• In the reports of the Committee on Doubling farmers’ Income, the Committee has found a systemic change in land use that has been hurting farmers’ income.
• According to this report, India has been diverting large tracts of productive agricultural lands for other purposes like making way for new townships and to accommodate expanding settlements besides being given for industrial purposes.
• More and more barren and uncultivable lands are being brought under farming.
• This has impacted the farmers’ productivity, income security and also the viability of cultivation.
• Since 1970-71, the area under non-agriculture has increased by 10 million hectares (mha).
• On the other hand, during the same period (1971-2011-12), lands under the barren and uncultivated category have declined from 28.16 mha to 17.23 mha.
• The report argues that given India’s net-cultivated area remaining the same, this indicates farmers are now more dependent on barren and uncultivable lands for survival.

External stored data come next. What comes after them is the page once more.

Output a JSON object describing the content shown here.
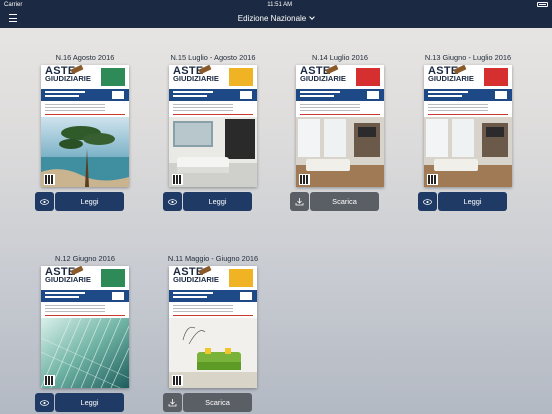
{
  "status_bar": {
    "carrier": "Carrier",
    "time": "11:51 AM"
  },
  "nav": {
    "title": "Edizione Nazionale",
    "menu_icon": "hamburger-icon"
  },
  "issues": [
    {
      "title": "N.16 Agosto 2016",
      "badge_color": "#2e8b57",
      "photo": "tree-photo",
      "action": "Leggi",
      "action_icon": "eye-icon",
      "downloaded": true
    },
    {
      "title": "N.15  Luglio - Agosto 2016",
      "badge_color": "#f0b323",
      "photo": "interior-photo",
      "action": "Leggi",
      "action_icon": "eye-icon",
      "downloaded": true
    },
    {
      "title": "N.14 Luglio 2016",
      "badge_color": "#d62f2f",
      "photo": "living-room-photo",
      "action": "Scarica",
      "action_icon": "download-icon",
      "downloaded": false
    },
    {
      "title": "N.13  Giugno - Luglio 2016",
      "badge_color": "#d62f2f",
      "photo": "living-room-photo",
      "action": "Leggi",
      "action_icon": "eye-icon",
      "downloaded": true
    },
    {
      "title": "N.12 Giugno 2016",
      "badge_color": "#2e8b57",
      "photo": "glass-building-photo",
      "action": "Leggi",
      "action_icon": "eye-icon",
      "downloaded": true
    },
    {
      "title": "N.11  Maggio - Giugno 2016",
      "badge_color": "#f0b323",
      "photo": "green-sofa-photo",
      "action": "Scarica",
      "action_icon": "download-icon",
      "downloaded": false
    }
  ]
}
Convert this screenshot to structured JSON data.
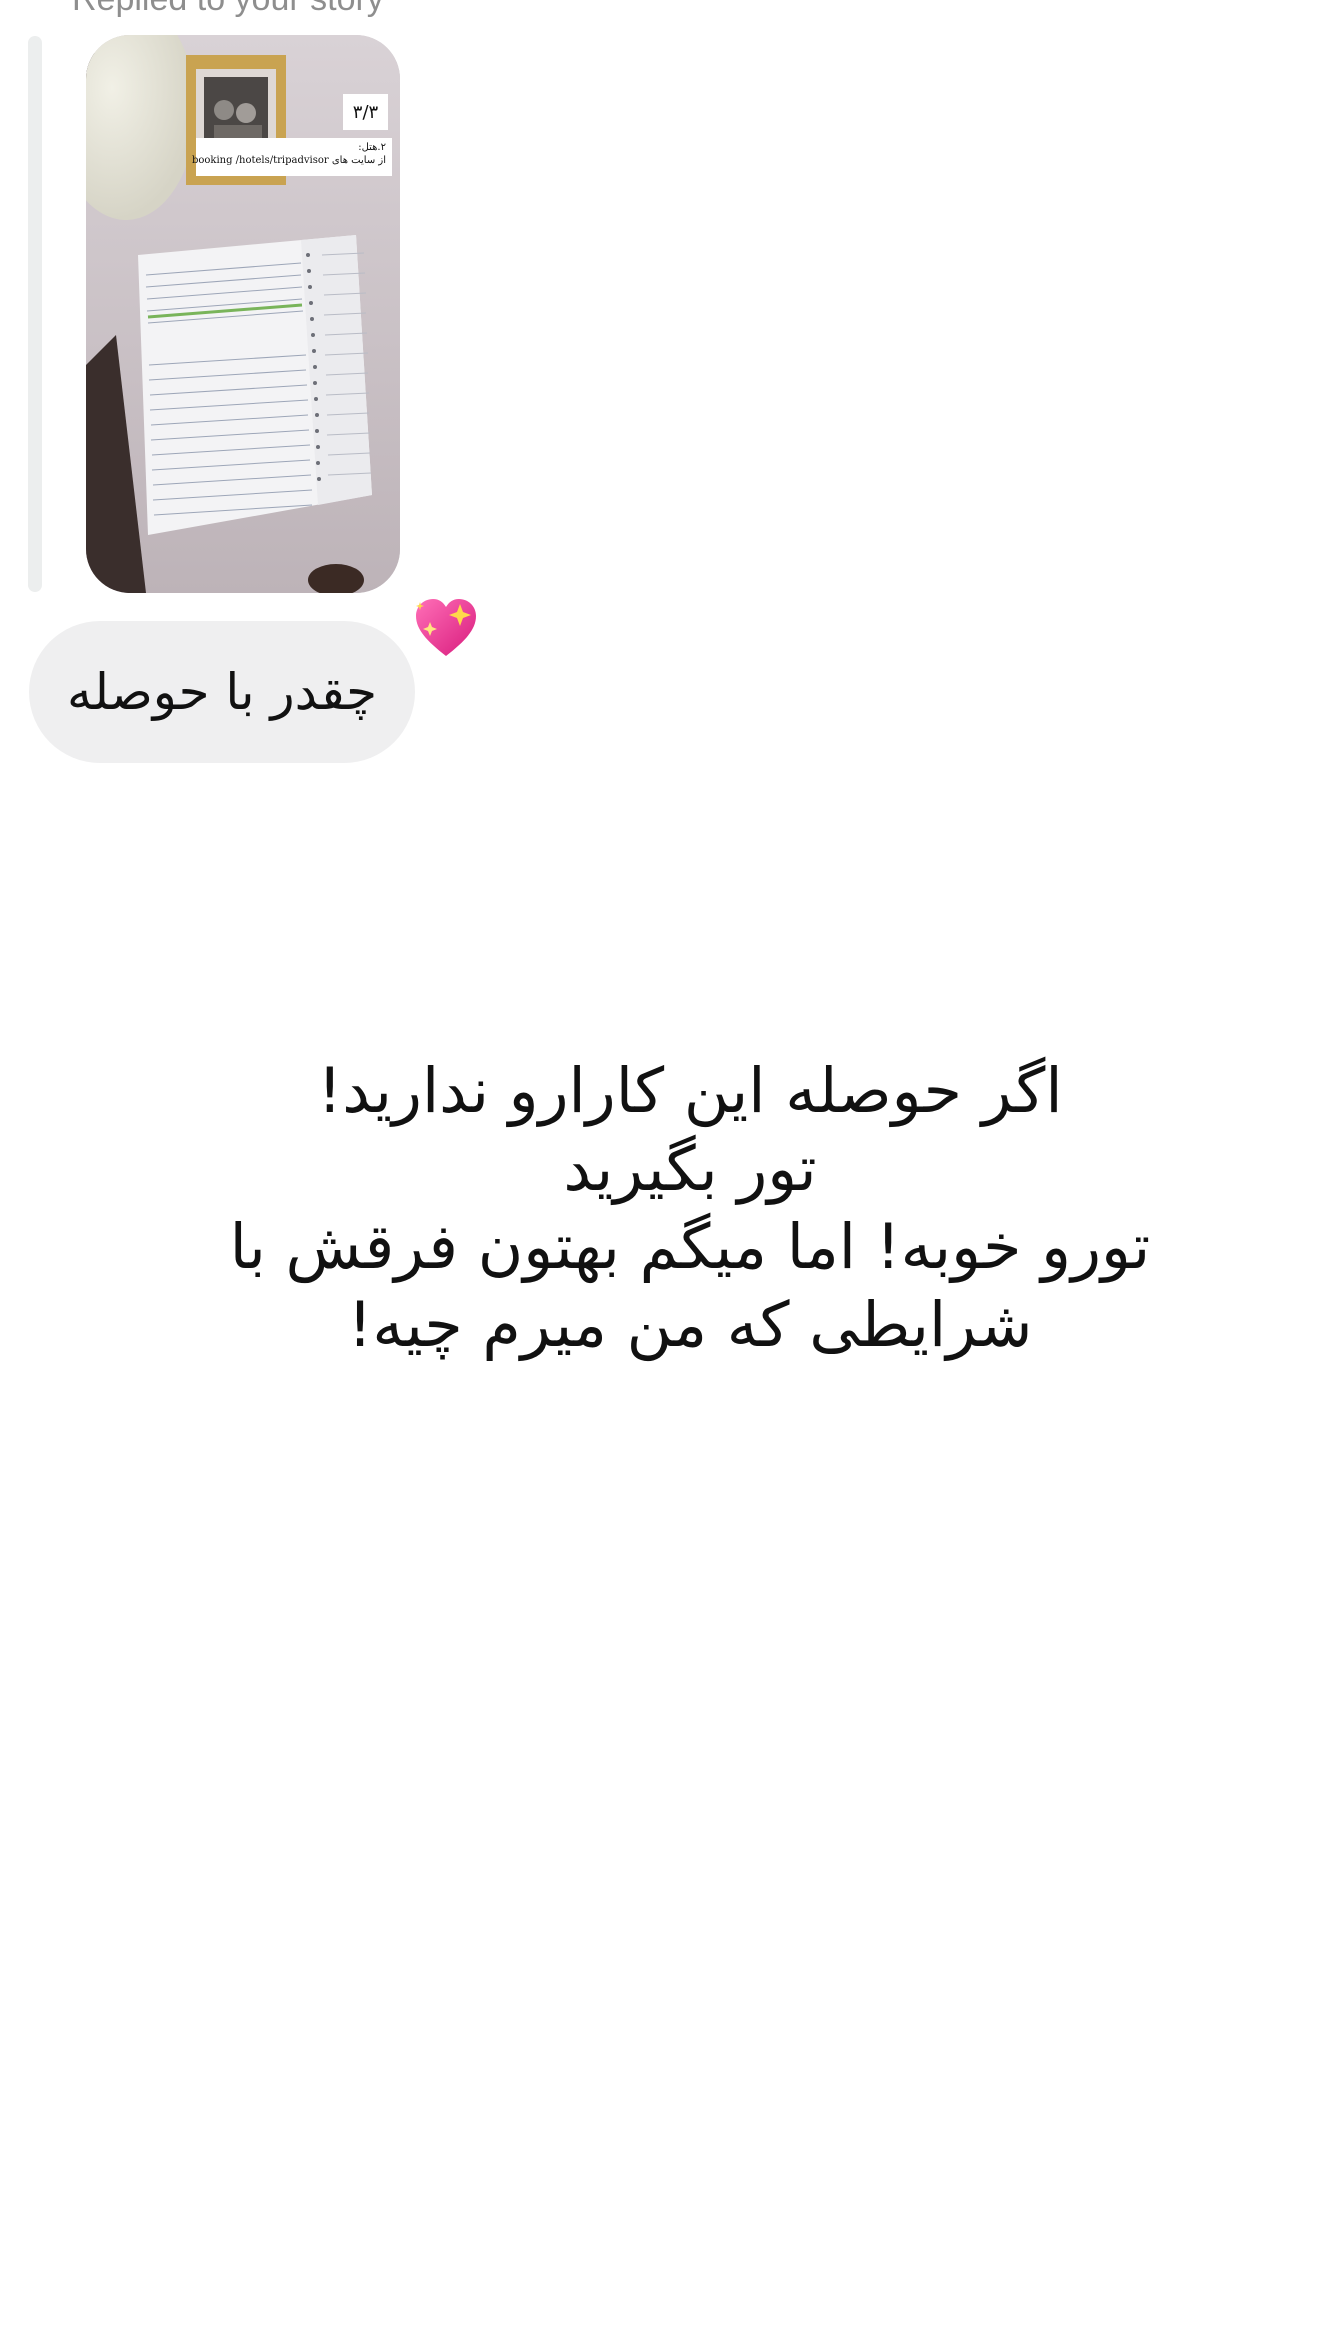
{
  "reply_context": {
    "label": "Replied to your story"
  },
  "story_preview": {
    "page_indicator": "۳/۳",
    "caption_line1": "۲.هتل:",
    "caption_line2": "از سایت های booking /hotels/tripadvisor"
  },
  "reaction": {
    "emoji": "sparkling-heart-icon"
  },
  "reply_message": {
    "text": "چقدر با حوصله"
  },
  "main_message": {
    "lines": [
      "اگر حوصله این کارارو ندارید!",
      "تور بگیرید",
      "تورو خوبه! اما میگم بهتون فرقش با",
      "شرایطی که من میرم چیه!"
    ]
  },
  "colors": {
    "bubble_bg": "#efeff0",
    "rail": "#eceeee",
    "label": "#8e8e8e",
    "text": "#111111",
    "heart": "#e0338f"
  }
}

==> Land put to Non-agricultural Uses
• Land under settlements (rural and urban), infrastructure (roads, canals etc.), industries, shops, etc. are included in this category.
• An expansion in the secondary and tertiary activities would lead to an increase in this category of land-use.
==> Barren and Wastelands
• The land which may be classified as a wasteland such as barren hilly terrains, desert lands, ravines, etc. normally cannot be brought under cultivation with the available technology.
==> Area under Permanent Pastures and Grazing Lands
• Most of this type of land is owned by the village ‘Panchayat’ or the Government.
• Only a small proportion of this land is privately owned.
• The land owned by the village panchayat comes under ‘Common Property Resources’.
==> Culturable Waste-Land
• Any land which is left fallow (uncultivated) for more than five years is included in this category.
• It can be brought under cultivation after improving it through reclamation practices.